From Duchamp to the N-Word
To segue from Marcel Duchamp to the use of the n-word
in life and in literature might seem quite a leap, but it came about quite
naturally as I let my mind wander away from the art review I was thinking about
writing.
I’ve referred to Duchamp often when talking about how
we got from the art of the 19th century to the art of the late 20th
century and beyond. I’m convinced that without Duchamp — more specifically,
without his “ready-mades” and even more specifically his “Fountain” — there
would have been no Andy Warhol, no Allan Kaprow, no Marina Abramovic, no Joseph
Beuys, no Christo, no Jeff Koons. Some might argue we’d be better off without
any of those.
Thanks to Duchamp, art today is anything you can get
away with, which is liberating but which also opens up the hellhole to terrible
crap that passes as art. The good, the bad, and the
what-monsters-have-we-spawned.
Everybody who has studied modern art history knows
about his “Fountain,” from out of which all of post-modern art has flown.

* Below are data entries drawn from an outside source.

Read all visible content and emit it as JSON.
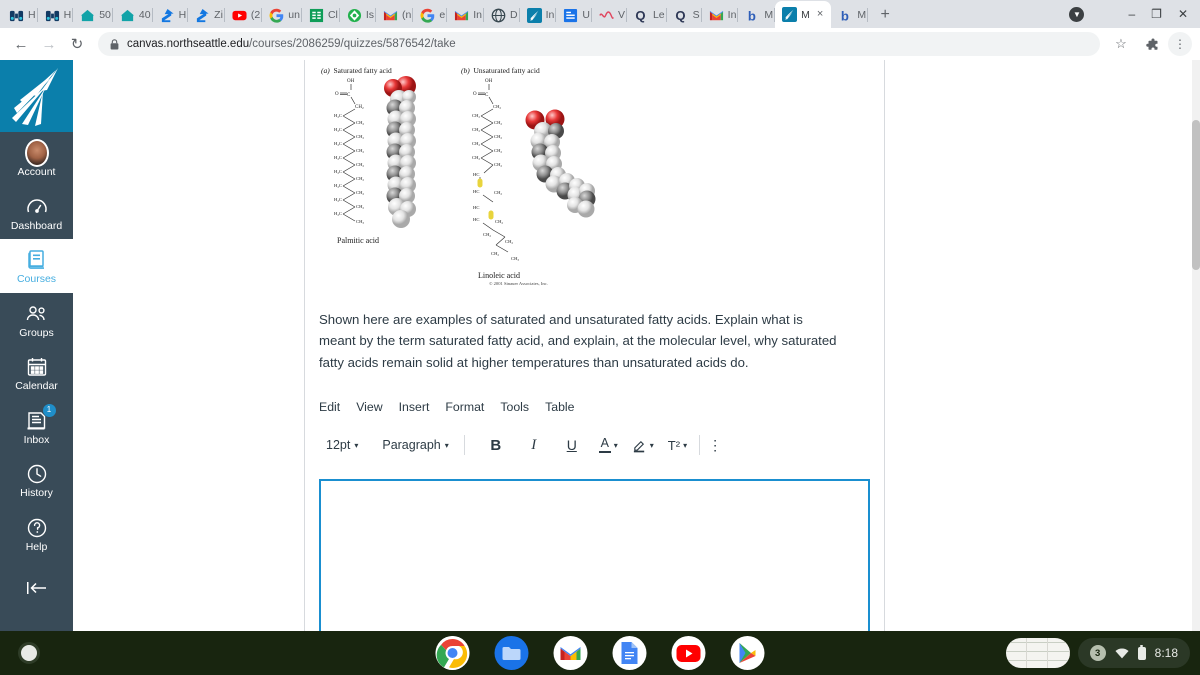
{
  "browser": {
    "tabs": [
      {
        "label": "H",
        "icon": "binoculars-icon",
        "active": false
      },
      {
        "label": "H",
        "icon": "binoculars-icon",
        "active": false
      },
      {
        "label": "50",
        "icon": "home-teal-icon",
        "active": false
      },
      {
        "label": "40",
        "icon": "home-teal-icon",
        "active": false
      },
      {
        "label": "H",
        "icon": "zillow-icon",
        "active": false
      },
      {
        "label": "Zi",
        "icon": "zillow-icon",
        "active": false
      },
      {
        "label": "(2",
        "icon": "youtube-icon",
        "active": false
      },
      {
        "label": "un",
        "icon": "google-icon",
        "active": false
      },
      {
        "label": "Cl",
        "icon": "sheets-icon",
        "active": false
      },
      {
        "label": "Is",
        "icon": "unity-icon",
        "active": false
      },
      {
        "label": "(n",
        "icon": "gmail-icon",
        "active": false
      },
      {
        "label": "e",
        "icon": "google-icon",
        "active": false
      },
      {
        "label": "In",
        "icon": "gmail-icon",
        "active": false
      },
      {
        "label": "D",
        "icon": "globe-icon",
        "active": false
      },
      {
        "label": "In",
        "icon": "canvas-icon",
        "active": false
      },
      {
        "label": "U",
        "icon": "doc-blue-icon",
        "active": false
      },
      {
        "label": "V",
        "icon": "squiggle-red-icon",
        "active": false
      },
      {
        "label": "Le",
        "icon": "quizlet-icon",
        "active": false
      },
      {
        "label": "S",
        "icon": "quizlet-icon",
        "active": false
      },
      {
        "label": "In",
        "icon": "gmail-icon",
        "active": false
      },
      {
        "label": "M",
        "icon": "brainly-icon",
        "active": false
      },
      {
        "label": "M",
        "icon": "canvas-icon",
        "active": true
      },
      {
        "label": "M",
        "icon": "brainly-icon",
        "active": false
      }
    ],
    "newtab_label": "+",
    "tab_close_label": "×",
    "window_controls": {
      "download_label": "⬇",
      "minimize_label": "–",
      "maximize_label": "❐",
      "close_label": "✕"
    },
    "nav": {
      "back_label": "←",
      "forward_label": "→",
      "reload_label": "↻",
      "bookmark_label": "☆",
      "extensions_label": "extensions",
      "menu_label": "⋮"
    },
    "address": {
      "lock_label": "🔒",
      "host": "canvas.northseattle.edu",
      "path": "/courses/2086259/quizzes/5876542/take"
    }
  },
  "global_nav": {
    "logo_name": "north-seattle-college-logo",
    "items": [
      {
        "label": "Account",
        "icon": "user-avatar-icon",
        "active": false,
        "badge": ""
      },
      {
        "label": "Dashboard",
        "icon": "dashboard-gauge-icon",
        "active": false,
        "badge": ""
      },
      {
        "label": "Courses",
        "icon": "courses-book-icon",
        "active": true,
        "badge": ""
      },
      {
        "label": "Groups",
        "icon": "groups-people-icon",
        "active": false,
        "badge": ""
      },
      {
        "label": "Calendar",
        "icon": "calendar-icon",
        "active": false,
        "badge": ""
      },
      {
        "label": "Inbox",
        "icon": "inbox-tray-icon",
        "active": false,
        "badge": "1"
      },
      {
        "label": "History",
        "icon": "history-clock-icon",
        "active": false,
        "badge": ""
      },
      {
        "label": "Help",
        "icon": "help-question-icon",
        "active": false,
        "badge": ""
      }
    ],
    "collapse_label": "⇤"
  },
  "quiz": {
    "figure": {
      "panel_a_prefix": "(a)",
      "panel_a_title": "Saturated fatty acid",
      "panel_a_name": "Palmitic acid",
      "panel_b_prefix": "(b)",
      "panel_b_title": "Unsaturated fatty acid",
      "panel_b_name": "Linoleic acid",
      "credit": "© 2001 Sinauer Associates, Inc."
    },
    "question_text": "Shown here are examples of saturated and unsaturated fatty acids. Explain what is meant by the term saturated fatty acid, and explain, at the molecular level, why saturated fatty acids remain solid at higher temperatures than unsaturated acids do.",
    "editor": {
      "menus": [
        "Edit",
        "View",
        "Insert",
        "Format",
        "Tools",
        "Table"
      ],
      "font_size": "12pt",
      "block_format": "Paragraph",
      "bold_label": "B",
      "italic_label": "I",
      "underline_label": "U",
      "text_color_label": "A",
      "highlight_label": "✎",
      "superscript_label": "T²",
      "more_label": "⋮",
      "chevron_label": "⌄"
    },
    "answer_value": "",
    "answer_placeholder": ""
  },
  "shelf": {
    "launcher_label": "launcher",
    "apps": [
      {
        "name": "chrome-icon",
        "running": true
      },
      {
        "name": "files-icon",
        "running": false
      },
      {
        "name": "gmail-icon",
        "running": false
      },
      {
        "name": "google-docs-icon",
        "running": true
      },
      {
        "name": "youtube-icon",
        "running": false
      },
      {
        "name": "play-store-icon",
        "running": false
      }
    ],
    "status": {
      "notification_count": "3",
      "wifi_label": "wifi",
      "battery_label": "battery",
      "time": "8:18"
    }
  }
}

Duchamp purchased a urinal from a plumbing supply store, signed it R. Mutt, and
entered it in an art exhibit. When it was rejected. An anonymous letter
sometimes attributed to Duchamp and sometimes to Beatrice Wood explained: “Whether Mr.Mutt with his own hands made the fountain
or not has no importance. He CHOSE it. He took an ordinary article of life,
placed it so that its useful significance disappeared under the new title and
point of view – created a new thought for that object.”
This opened the floodgates for found art, performance
art, and conceptual art. Ironically, Duchamp often stated that he had no
interest in aesthetics, but only in the idea; and yet many artists and critics
have talked about the formal beauty of “Fountain.”
While thinking about this, I recalled my graduate
thesis written in 1970. It was called A
Ground for Today’s Art: An Alternative to the Frame-Pedestal Aesthetic.
Pretty grandiose sounding, huh? In the book were some illustrations, including
a collage I created. It pictured an African-American kid wearing a football
uniform and a white youth in a baseball uniform. The caption reads: “Now son,
you go down this way for two blocks and turn right. That’s the n….. ball park.”
I didn’t use dots or dashes after the n.
Today I would be embarrassed for anybody to see that
collage because it contained the n-word. But at the time it was intended as a
statement against racism and as an illustration of how insidiously that word
had been insinuated into society and how casually it was used in my native
South.
Thinking of that led me to a remembrance. It was 1977.
I had recently returned home to Mississippi from New York with my new bride.
There came a time in a conversation when my mother, a kind soul who would never
intentionally hurt or belittle anyone, said something about “that sweet little
n….. girl.” My wife was shocked at that. I was a little put off by it as well,
but I knew she did not mean it in a vicious way. She was as casual about it as
Mark Twain was when writing The
Adventures of Huckleberry Finn — one of the greatest books in American
literature, which has been banned in many places because of Twain’s use of the
n-word.
At the time I was having these thoughts, I had
recently finished my latest novel, Tupelo,
which is set in the Deep South during the time of lunch-counter sit-ins and
protest marches and the forced integration of schools and other public places.
I could not write an honest book about that time and place without using the
n-word, and yes, I spelled it out; I felt like I had to. During the time I was
working on it I re-read a lot of Eudora Welty’s stories and Pat Conroy’s The Lords of Discipline, and I was
surprised at how often they used the n-word. In my book, only racist characters
use that word, but with Welty and Conroy it came out of the mouths of their
narrators and characters who were not depicted as racist, but was used in the
way my mother used it when she said “that sweet little n….. girl.” That was the
way of the South. I wonder if Welty and Conroy and many other Southern writers
of the mid- and late-20th century would use that word more sparingly
or in different ways, if at all, if they were writing today.
In art and life and literature, from Duchamp to
whomever comes along next, I guess we never stop changing.